We are seeking a motivated Validation Engineer with 4–6 years of pharmaceutical industry experience to support validation activities within a GMP-regulated manufacturing environment. The successful candidate will be responsible for the planning, execution, and documentation of validation projects, ensuring compliance with FDA regulations, cGMP requirements, and internal quality standards.

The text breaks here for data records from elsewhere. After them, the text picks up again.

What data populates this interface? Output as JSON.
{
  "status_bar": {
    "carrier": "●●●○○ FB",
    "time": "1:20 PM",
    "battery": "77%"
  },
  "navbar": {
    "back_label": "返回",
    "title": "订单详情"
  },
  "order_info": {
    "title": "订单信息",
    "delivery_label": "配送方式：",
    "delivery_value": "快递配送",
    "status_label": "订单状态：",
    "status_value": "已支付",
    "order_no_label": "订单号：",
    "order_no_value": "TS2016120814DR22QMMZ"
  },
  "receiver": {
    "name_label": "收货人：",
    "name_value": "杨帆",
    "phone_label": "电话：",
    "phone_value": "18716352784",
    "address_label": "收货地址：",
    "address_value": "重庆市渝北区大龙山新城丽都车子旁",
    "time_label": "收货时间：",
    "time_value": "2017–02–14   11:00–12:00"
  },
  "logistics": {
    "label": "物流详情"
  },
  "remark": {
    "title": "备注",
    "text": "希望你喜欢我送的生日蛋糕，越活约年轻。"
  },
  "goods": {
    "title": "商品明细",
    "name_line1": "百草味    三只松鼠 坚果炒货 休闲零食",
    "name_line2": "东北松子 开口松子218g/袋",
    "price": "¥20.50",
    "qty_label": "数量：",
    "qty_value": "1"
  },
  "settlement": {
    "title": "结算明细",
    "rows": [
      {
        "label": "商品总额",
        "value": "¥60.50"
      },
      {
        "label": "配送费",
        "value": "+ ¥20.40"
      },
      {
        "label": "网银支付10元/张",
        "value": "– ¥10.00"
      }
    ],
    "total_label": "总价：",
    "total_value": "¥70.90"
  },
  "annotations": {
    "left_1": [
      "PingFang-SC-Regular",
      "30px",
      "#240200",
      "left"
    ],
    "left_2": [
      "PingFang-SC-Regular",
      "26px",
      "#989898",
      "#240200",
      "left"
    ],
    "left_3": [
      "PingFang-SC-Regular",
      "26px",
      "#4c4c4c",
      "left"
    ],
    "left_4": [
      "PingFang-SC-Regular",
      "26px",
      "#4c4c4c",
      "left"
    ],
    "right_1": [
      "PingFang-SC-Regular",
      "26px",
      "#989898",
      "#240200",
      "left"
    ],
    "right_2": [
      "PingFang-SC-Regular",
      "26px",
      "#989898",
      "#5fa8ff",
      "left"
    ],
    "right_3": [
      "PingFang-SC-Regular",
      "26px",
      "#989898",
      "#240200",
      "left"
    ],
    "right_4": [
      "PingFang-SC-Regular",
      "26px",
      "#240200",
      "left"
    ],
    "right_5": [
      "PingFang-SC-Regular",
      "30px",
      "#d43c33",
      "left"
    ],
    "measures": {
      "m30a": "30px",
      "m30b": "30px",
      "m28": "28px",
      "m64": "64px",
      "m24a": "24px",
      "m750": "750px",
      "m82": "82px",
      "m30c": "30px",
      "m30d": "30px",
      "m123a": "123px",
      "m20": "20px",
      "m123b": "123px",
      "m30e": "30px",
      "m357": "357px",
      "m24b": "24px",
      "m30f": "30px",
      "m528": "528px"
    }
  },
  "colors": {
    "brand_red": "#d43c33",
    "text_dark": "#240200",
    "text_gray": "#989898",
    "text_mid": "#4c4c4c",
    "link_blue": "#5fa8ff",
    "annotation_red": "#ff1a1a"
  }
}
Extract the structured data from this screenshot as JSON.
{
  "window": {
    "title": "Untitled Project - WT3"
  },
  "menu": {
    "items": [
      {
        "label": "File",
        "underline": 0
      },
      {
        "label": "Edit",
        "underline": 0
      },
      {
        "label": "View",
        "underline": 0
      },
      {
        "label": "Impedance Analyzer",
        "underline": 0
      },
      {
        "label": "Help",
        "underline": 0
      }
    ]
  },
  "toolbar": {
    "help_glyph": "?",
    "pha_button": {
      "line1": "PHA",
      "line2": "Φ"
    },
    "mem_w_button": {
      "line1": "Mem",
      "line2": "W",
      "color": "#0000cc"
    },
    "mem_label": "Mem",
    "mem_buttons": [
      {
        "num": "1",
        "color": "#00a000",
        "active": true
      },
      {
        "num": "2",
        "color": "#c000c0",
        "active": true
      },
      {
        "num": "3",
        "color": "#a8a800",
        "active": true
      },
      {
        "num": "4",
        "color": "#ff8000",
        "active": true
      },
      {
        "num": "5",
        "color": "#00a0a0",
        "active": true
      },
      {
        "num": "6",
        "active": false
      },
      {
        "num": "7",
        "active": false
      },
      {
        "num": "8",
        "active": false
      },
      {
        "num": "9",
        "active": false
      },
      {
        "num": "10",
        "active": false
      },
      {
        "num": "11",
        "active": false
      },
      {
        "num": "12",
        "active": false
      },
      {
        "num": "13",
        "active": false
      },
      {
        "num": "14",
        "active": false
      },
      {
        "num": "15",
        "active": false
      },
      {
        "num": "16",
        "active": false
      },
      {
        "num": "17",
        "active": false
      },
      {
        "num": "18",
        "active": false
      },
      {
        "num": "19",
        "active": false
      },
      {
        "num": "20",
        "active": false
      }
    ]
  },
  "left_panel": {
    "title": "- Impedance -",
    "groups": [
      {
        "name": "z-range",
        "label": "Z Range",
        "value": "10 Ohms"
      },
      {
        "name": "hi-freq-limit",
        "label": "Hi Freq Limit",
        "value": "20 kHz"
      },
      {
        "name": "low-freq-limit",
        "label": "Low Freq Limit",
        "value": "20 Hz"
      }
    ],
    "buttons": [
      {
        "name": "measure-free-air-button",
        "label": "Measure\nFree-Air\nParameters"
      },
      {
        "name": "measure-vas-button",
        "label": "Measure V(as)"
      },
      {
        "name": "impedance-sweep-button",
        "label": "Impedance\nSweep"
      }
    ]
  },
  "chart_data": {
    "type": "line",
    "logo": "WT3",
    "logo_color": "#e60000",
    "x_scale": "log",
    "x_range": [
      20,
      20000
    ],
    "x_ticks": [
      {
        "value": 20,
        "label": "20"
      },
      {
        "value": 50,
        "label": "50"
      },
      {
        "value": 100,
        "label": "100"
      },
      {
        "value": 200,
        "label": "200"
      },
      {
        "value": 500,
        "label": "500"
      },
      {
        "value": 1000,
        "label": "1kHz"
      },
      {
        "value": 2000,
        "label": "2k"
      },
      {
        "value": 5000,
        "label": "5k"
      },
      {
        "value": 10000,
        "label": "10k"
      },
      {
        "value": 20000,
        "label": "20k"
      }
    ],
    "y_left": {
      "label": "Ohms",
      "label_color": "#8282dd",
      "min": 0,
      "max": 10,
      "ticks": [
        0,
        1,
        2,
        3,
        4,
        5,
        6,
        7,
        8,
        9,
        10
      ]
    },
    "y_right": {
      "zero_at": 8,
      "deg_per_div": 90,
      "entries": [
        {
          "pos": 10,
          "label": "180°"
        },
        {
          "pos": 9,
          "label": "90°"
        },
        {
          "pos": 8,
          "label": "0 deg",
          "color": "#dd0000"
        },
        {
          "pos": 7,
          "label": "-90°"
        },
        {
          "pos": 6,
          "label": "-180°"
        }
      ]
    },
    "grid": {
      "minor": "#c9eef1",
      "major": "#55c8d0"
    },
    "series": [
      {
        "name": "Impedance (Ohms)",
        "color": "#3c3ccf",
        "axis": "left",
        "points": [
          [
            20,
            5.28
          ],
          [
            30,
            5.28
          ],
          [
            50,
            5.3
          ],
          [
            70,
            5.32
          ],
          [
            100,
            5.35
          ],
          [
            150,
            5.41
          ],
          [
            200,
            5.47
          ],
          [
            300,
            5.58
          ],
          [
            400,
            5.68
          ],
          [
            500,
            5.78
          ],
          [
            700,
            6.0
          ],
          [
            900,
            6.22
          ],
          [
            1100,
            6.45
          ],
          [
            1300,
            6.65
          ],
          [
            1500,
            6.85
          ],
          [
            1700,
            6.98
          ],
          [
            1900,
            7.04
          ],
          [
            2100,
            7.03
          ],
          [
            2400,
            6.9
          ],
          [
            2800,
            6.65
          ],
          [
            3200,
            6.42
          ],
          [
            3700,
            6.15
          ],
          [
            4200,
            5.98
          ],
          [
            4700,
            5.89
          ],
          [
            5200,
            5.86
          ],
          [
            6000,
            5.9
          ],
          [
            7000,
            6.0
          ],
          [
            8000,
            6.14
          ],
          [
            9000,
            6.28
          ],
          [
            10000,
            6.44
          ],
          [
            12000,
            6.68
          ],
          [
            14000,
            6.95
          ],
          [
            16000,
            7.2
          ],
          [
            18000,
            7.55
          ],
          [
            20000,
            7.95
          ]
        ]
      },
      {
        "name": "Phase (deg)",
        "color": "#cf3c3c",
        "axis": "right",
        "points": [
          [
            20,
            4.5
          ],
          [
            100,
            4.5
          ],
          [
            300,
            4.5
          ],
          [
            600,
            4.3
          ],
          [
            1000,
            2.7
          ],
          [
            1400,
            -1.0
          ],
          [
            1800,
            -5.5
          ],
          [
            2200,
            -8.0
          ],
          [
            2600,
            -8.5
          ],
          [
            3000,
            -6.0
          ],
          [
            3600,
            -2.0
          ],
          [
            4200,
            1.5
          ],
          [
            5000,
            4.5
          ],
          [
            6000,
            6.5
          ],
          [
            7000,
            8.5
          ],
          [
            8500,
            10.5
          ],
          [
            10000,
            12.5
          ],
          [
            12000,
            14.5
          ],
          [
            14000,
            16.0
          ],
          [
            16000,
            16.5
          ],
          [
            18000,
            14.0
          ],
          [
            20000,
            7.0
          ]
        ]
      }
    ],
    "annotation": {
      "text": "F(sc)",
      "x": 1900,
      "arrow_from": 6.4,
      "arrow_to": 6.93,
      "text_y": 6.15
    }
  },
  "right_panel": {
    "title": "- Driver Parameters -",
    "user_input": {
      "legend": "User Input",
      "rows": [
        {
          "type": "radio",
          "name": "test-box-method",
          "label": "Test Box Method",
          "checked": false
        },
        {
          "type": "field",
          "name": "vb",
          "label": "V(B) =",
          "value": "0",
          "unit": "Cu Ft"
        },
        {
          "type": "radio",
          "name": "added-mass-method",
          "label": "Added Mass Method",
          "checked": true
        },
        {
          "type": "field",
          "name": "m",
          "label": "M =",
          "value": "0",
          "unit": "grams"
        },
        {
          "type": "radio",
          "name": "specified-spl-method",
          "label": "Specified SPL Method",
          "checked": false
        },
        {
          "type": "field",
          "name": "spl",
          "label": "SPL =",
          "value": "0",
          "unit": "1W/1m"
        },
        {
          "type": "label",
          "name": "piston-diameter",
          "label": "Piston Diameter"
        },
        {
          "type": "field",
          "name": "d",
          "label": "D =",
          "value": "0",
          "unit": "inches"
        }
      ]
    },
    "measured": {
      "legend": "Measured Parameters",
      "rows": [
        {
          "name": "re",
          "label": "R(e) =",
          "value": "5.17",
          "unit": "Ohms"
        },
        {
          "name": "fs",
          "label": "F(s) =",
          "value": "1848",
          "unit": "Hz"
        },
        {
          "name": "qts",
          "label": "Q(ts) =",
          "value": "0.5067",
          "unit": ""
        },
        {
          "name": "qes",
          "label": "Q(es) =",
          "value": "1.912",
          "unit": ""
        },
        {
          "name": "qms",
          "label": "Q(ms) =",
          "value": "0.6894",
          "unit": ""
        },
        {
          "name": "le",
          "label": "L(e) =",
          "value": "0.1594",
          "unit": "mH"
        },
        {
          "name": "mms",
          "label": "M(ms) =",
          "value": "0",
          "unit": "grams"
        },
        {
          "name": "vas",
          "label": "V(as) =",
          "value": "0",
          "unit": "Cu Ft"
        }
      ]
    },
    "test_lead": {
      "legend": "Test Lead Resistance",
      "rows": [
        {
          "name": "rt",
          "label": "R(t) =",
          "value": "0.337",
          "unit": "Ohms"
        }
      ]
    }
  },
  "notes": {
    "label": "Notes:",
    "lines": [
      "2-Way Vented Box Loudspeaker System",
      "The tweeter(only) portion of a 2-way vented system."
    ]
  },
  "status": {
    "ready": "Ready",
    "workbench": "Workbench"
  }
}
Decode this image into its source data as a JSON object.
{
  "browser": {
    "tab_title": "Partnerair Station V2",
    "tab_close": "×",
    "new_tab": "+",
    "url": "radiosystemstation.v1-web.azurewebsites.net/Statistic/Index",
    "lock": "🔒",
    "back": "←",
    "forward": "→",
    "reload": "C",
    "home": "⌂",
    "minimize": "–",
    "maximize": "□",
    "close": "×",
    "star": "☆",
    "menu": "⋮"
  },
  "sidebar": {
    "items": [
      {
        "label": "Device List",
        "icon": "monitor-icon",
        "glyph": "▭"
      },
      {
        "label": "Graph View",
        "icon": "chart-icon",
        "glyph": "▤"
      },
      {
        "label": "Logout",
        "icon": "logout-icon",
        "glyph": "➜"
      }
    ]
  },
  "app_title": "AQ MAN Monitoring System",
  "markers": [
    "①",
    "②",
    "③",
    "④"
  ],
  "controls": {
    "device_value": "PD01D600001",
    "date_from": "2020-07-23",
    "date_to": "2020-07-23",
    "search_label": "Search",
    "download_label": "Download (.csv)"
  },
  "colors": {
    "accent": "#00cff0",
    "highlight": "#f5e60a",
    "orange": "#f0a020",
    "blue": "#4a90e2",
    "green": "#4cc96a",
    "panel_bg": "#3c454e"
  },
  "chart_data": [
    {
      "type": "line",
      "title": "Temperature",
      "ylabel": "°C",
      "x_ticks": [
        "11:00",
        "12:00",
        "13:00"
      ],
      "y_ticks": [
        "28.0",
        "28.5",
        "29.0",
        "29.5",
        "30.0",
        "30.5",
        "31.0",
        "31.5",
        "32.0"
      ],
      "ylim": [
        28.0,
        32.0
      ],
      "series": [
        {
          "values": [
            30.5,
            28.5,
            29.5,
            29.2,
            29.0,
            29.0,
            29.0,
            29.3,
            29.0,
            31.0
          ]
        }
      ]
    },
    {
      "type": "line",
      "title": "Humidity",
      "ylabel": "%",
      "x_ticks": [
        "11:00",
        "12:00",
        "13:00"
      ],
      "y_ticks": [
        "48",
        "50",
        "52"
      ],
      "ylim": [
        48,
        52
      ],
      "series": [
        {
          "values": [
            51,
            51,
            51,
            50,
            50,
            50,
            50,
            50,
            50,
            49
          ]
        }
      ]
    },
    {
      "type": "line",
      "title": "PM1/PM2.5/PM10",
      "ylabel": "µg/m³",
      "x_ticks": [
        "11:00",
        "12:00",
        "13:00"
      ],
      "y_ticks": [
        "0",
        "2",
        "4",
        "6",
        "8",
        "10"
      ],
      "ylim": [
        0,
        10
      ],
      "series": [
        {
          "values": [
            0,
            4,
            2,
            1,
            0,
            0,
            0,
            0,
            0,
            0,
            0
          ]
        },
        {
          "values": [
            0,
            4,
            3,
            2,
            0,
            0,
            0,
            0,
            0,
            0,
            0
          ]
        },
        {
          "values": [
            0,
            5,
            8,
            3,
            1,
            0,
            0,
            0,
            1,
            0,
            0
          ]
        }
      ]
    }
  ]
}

This role requires strong technical expertise in equipment, utility, process, and cleaning validation, along with the ability to work collaboratively across Engineering, Manufacturing, Quality Assurance, and Regulatory teams.

Key Responsibilities

• Develop, execute, and review validation protocols and reports, including:
• Installation Qualification (IQ)
• Operational Qualification (OQ)
• Performance Qualification (PQ)
• Support validation activities for manufacturing equipment, process systems, utilities, and facilities.
• Perform risk assessments and validation impact assessments for new equipment, process changes, and engineering projects.
• Execute commissioning and qualification activities for pharmaceutical manufacturing systems.
• Support cleaning validation studies, sampling activities, and data analysis.
• Review engineering documentation, P&IDs, specifications, and vendor documentation to ensure validation requirements are met.
• Investigate validation deviations, discrepancies, and non-conformances and assist in implementing corrective and preventive actions (CAPAs).
• Ensure validation documentation complies with FDA, cGMP, ICH, and company quality standards.
• Collaborate with Quality Assurance, Manufacturing, Facilities, and Engineering teams to support project timelines and regulatory compliance.
• Participate in audits and inspections by regulatory agencies and internal quality groups.
• Maintain validation lifecycle documentation and support continuous process improvement initiatives.

Required Qualifications

• Bachelor’s degree in Engineering, Life Sciences, Biotechnology, Pharmaceutical Sciences, or a related technical field.
• 4–6 years of validation experience within the pharmaceutical, biotechnology, or life sciences industry.
• Hands-on experience with equipment qualification and validation activities in a GMP-regulated environment.
• Strong knowledge of FDA regulations, cGMP requirements, and validation principles.
• Experience authoring and executing IQ/OQ/PQ protocols and validation reports.
• Familiarity with deviation investigations, CAPA processes, and change control systems.
• Strong technical writing and documentation skills.
• Excellent communication and cross-functional collaboration abilities.

Preferred Qualifications

• Experience with process validation, cleaning validation, or utility qualification.
• Knowledge of ASTM, ISPE, GAMP 5, and risk-based validation methodologies.
• Experience supporting sterile, oral solid dosage, biologics, or API manufacturing environments.
• Familiarity with electronic quality systems such as TrackWise, Veeva, MasterControl, or similar platforms.
• Previous involvement in commissioning and qualification (C&Q) projects.